Seattle creates waves by passing tax on high-income earners
In what Mayor Ed Murray has called a “new formula for fairness” and a challenge to the state’s “antiquated and unsustainable tax structure,” Seattle recently became the first local jurisdiction in Washington state to pass an income tax when it was approved by city council and signed by the mayor in mid-July.
Beginning Jan. 1, 2018, Seattle residents with incomes in excess of $250,000 ($500,000 for married couples filing jointly) will be subject to a tax of 2.25 percent on income exceeding those thresholds. Qualifying taxable income may be earned or unearned. For example, if an individual earns a salary of $300,000, and has a gain from other sources of $100,000, the resulting local tax would be assessed at 0 percent on the first $250,000 and 2.25 percent on the remaining $150,000, or a total tax liability of $3,375
Currently one of seven states that impose no personal income tax, many believe the Seattle tax to be in violation of the state’s constitution, which requires all taxes to be uniformly imposed upon the same class of property. That provision may be violated because, at the very least, the tax is imposed only on incomes above a certain threshold, leaving lower incomes unburdened. Additionally, the Washington legislature has expressly prohibited counties and cities from imposing a “net income tax.”

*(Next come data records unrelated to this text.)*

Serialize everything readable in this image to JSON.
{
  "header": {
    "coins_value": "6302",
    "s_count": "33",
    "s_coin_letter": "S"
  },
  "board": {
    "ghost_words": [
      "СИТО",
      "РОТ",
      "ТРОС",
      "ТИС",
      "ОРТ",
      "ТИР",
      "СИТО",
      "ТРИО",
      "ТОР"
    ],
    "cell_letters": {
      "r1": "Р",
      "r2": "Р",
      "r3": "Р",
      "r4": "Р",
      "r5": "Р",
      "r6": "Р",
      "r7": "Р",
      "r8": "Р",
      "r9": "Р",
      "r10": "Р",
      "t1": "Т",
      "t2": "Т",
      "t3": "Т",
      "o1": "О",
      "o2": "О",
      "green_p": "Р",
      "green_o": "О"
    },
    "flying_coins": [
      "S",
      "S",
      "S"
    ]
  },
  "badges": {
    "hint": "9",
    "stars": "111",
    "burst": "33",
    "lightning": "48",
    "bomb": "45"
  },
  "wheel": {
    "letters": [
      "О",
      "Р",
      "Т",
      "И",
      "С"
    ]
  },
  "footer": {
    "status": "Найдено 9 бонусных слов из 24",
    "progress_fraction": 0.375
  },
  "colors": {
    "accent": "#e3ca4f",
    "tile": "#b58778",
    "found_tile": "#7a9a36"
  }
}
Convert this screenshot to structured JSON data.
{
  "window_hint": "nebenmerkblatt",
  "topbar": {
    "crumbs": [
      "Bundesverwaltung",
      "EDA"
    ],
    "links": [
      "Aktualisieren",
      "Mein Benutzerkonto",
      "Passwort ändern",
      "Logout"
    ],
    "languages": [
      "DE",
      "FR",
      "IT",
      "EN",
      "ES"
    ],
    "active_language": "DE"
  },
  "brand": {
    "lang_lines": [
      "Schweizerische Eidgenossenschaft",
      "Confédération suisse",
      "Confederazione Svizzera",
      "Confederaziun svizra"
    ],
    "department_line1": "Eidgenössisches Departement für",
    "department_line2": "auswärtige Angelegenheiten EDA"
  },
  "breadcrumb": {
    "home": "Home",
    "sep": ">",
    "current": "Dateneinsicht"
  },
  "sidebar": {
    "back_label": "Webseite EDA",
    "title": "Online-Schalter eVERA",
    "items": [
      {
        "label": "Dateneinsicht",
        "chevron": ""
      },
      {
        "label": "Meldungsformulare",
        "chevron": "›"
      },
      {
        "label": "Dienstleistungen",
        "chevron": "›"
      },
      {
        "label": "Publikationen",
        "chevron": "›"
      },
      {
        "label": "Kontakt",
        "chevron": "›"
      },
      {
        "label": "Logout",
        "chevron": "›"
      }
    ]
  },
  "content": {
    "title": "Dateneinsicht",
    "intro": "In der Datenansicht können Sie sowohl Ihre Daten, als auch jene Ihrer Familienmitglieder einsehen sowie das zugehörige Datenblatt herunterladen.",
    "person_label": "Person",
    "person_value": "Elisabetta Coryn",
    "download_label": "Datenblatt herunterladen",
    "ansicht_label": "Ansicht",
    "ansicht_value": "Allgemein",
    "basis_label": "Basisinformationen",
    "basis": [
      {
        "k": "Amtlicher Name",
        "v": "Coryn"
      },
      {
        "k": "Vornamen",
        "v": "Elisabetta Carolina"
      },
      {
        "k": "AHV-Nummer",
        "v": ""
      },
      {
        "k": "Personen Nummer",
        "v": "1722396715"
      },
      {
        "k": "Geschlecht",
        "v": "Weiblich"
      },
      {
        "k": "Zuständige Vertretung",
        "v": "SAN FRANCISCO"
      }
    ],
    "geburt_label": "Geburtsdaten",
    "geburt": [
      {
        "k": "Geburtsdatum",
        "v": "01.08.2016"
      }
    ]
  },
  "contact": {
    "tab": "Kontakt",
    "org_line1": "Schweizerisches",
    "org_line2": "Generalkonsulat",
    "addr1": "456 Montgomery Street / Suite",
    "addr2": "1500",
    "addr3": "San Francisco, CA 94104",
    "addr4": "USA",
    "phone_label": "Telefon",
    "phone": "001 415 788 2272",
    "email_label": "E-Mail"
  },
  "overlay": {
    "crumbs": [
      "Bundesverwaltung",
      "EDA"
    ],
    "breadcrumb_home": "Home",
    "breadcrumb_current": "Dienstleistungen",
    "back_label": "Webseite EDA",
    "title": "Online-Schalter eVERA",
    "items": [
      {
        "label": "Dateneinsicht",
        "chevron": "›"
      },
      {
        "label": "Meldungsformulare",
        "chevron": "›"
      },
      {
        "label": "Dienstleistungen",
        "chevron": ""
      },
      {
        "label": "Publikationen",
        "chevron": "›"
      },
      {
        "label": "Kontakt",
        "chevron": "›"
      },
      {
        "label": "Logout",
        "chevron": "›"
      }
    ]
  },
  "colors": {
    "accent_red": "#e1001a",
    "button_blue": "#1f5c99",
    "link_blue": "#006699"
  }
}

A complaint filed on the day the law was signed challenges the legality of the Seattle income tax under both the state constitution and state statutes. A long history of state case law addressing income taxes may suggest the law is unconstitutional. The complaint also alleges that the tax is on net income and thus directly in violation of state law. While the legality of the law can be debated by lawyers and tax professionals, it is becoming clear that this will only be resolved inside a court room. Seattle-based high-income earners should consider the matter far from over and anticipate developments in the next six months.